# Black bandana cloth for a headliner?



## MKFour (Apr 1, 2008)

Something a little like this








Minus the skulls. Any idea where I can get some? Also, what glue did you all use? I tried this crap from Jo Ann fabric that leaked through and ruined my other cloth, i heard the stuff from 3m is tits. Ideas? Thanks.


----------



## shawshank2 (Feb 26, 2007)

*Re: Black bandana cloth for a headliner? (MKFour)*

google?
http://www.google.com/products...UTF-8


----------



## MKFour (Apr 1, 2008)

*Re: Black bandana cloth for a headliner? (shawshank2)*

Thanks, but i was asking for people who have used similar cloth. Yes i read the diy/faq, yes ive googled. Yes its a shot in the dark. You dont have to heckle me about it.


----------



## Bnana (Aug 30, 2007)

*Re: Black bandana cloth for a headliner? (MKFour)*

i want some black banana headliner


----------



## shawshank2 (Feb 26, 2007)

*Re: Black bandana cloth for a headliner? (MKFour)*


_Quote, originally posted by *MKFour* »_Any idea where I can get some?

http://****************.com/smile/emthup.gif google link 

_Quote, originally posted by *MKFour* »_Thanks, but i was asking for people who have used similar cloth. 

and where does it ask about people using similar cloth???

_Quote, originally posted by *MKFour* »_
Minus the skulls. Any idea where I can get some? Also, what glue did you all use? I tried this crap from Jo Ann fabric that leaked through and ruined my other cloth, i heard the stuff from 3m is tits. Ideas? Thanks.
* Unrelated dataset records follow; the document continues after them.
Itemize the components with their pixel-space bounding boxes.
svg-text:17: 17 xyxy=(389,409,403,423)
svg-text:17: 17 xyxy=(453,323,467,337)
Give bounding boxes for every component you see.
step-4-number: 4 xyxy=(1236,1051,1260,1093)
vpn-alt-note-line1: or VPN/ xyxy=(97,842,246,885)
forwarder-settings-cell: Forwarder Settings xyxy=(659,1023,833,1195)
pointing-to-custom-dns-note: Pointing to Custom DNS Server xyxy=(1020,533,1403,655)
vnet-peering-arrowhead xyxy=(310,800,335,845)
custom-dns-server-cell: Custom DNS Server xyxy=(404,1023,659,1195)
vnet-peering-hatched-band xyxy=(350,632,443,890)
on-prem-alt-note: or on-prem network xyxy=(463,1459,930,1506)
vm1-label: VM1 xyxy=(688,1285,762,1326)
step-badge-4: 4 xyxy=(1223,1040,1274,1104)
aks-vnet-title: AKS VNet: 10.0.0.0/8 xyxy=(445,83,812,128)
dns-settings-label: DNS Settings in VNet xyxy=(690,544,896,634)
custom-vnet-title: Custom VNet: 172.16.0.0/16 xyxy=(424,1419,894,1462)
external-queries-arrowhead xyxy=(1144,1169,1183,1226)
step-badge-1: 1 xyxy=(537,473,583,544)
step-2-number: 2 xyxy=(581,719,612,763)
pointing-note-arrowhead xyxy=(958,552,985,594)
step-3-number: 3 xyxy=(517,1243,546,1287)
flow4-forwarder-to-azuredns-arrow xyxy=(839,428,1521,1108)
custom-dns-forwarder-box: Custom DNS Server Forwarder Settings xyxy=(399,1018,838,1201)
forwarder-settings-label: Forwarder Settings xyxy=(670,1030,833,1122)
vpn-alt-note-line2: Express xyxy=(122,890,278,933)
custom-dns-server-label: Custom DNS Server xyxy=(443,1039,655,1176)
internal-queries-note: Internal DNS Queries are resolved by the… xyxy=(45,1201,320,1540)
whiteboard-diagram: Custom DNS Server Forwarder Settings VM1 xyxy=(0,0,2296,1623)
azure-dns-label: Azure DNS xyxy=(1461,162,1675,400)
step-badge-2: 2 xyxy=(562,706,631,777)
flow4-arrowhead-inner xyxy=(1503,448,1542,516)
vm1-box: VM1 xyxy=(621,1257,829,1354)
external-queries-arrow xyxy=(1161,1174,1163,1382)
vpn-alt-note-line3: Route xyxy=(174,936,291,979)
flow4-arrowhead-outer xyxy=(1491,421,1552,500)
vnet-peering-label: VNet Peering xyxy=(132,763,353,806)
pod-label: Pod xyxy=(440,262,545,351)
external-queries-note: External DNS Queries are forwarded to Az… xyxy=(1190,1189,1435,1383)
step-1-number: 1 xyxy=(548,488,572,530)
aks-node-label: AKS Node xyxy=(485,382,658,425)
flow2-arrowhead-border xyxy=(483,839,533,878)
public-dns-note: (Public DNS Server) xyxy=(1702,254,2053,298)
_Quote, originally posted by *MKFour* »_ Yes i read the diy/faq,

if this is a true statement, you would know what kind of 3m glue to use


_Modified by shawshank2 at 9:20 PM 5-13-2008_


----------



## MKFour (Apr 1, 2008)

*Re: Black bandana cloth for a headliner? (shawshank2)*


_Quote, originally posted by *shawshank2* »_
http://****************.com/smile/emthup.gif google link 


Thanks, that is a pretty good site in the first link.

_Quote »_

and where does it ask about people using similar cloth???


In my second post in the thread









_Quote »_
if this is a true statement, you would know what kind of 3m glue to use

_Modified by shawshank2 at 9:20 PM 5-13-2008_

Im not sure which ti use since i saw several mentioned for warm climates.


----------



## oopseyesharted (Mar 2, 2005)

*Re: Black bandana cloth for a headliner? (MKFour)*

you can get the fabric at joanne fabrics, but I would be careful with it. It is VERY thin and will show glue VERY easily.
You should just go gorilla!!!!!!!!!


----------



## where_2 (Jul 21, 2003)

*Re: Black bandana cloth for a headliner? (MKFour)*


_Quote, originally posted by *MKFour* »_Im not sure which ti use since i saw several mentioned for warm climates.


Use one of the ones mentioned for warm climates. FLORIDA is a WARM CLIMATE. Since you forgot which one that was you wanted to use, it's _*3M 90 Super Strength Adhesive*_.


----------



## 2a2gtis (Jan 31, 2008)

*Re: Black bandana cloth for a headliner? (oopseyesharted)*


_Quote, originally posted by *oopseyesharted* »_you can get the fabric at joanne fabrics, but I would be careful with it. It is VERY thin and will show glue VERY easily.
You should just go gorilla!!!!!!!!!








 YES....GO rilla


----------